Cruciale, poi, la sicurezza. «L’informativa sul lavoro agile che si trova sul sito dell’Inail dà indicazioni molto chiare: evitare, per esempio, di lavorare in locali mal aerati o mal illuminati e verificare di stare in una postazione idonea per la propria attività» precisa Nausicaa Orlandi, presidente della Federazione nazione degli Ordini dei Chimici e dei Fisici e membro del Comitato tecnico-scientifico per l’emergenza Covid. «I videoterminalisti sono la maggior parte degli smart worker e tra i principali problemi per loro vi sono disturbi muscolo-scheletrici a causa della postura, disturbi oculo-visivi, stress. Ci sono però altre persone che lavorano a casa occupandosi di piccoli assemblaggi manuali o con attrezzature fornite dall’azienda, per esempio nel settore tessile, calzaturiero o manifatturiero, con rischi per la sicurezza legati alle attrezzature stesse che utilizzano».

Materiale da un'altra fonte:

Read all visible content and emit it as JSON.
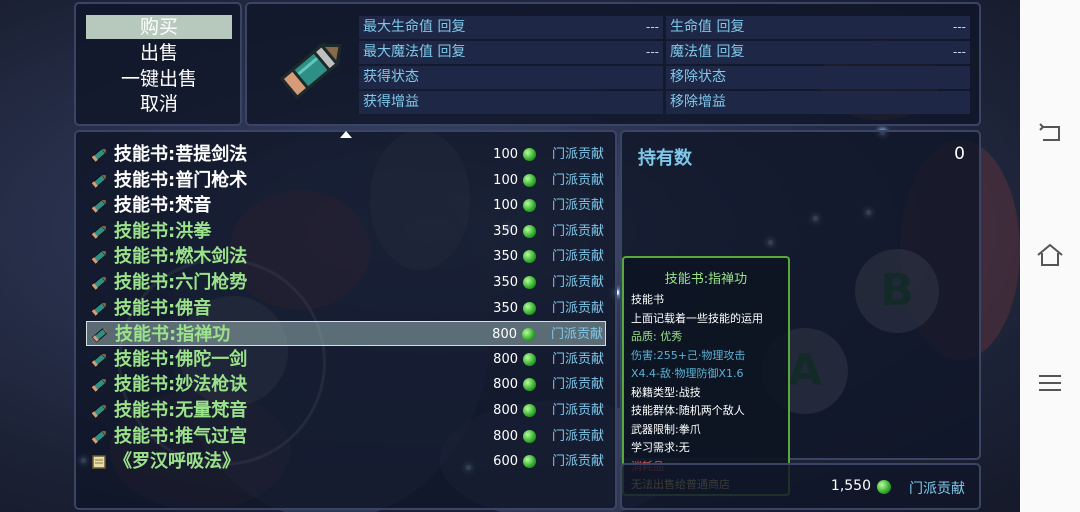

La domanda ora è: continueremo a lavorare telestressandoci? «La materia è in evoluzione e ogni azienda dovrà adottare la soluzione più opportuna, preparando i dipendenti alle novità tecniche e organizzative» spiega Luca Brusamolino, Ceo della società di consulenza Workitect. «Intanto il vecchio ufficio si sta trasformando in una costellazione di luoghi e nascono coworking periferici in hotel e biblioteche». In attesa che tutto ciò dia frutti e che l’impulso allo smart working promosso dalla task force di Colao sia accolto, possiamo affidarci a un dispositivo tipo smartwatch che, di tanto in tanto, al monito di «Alzati e cammina», ci sciolga dall’incatenamento a tavolo & tablet.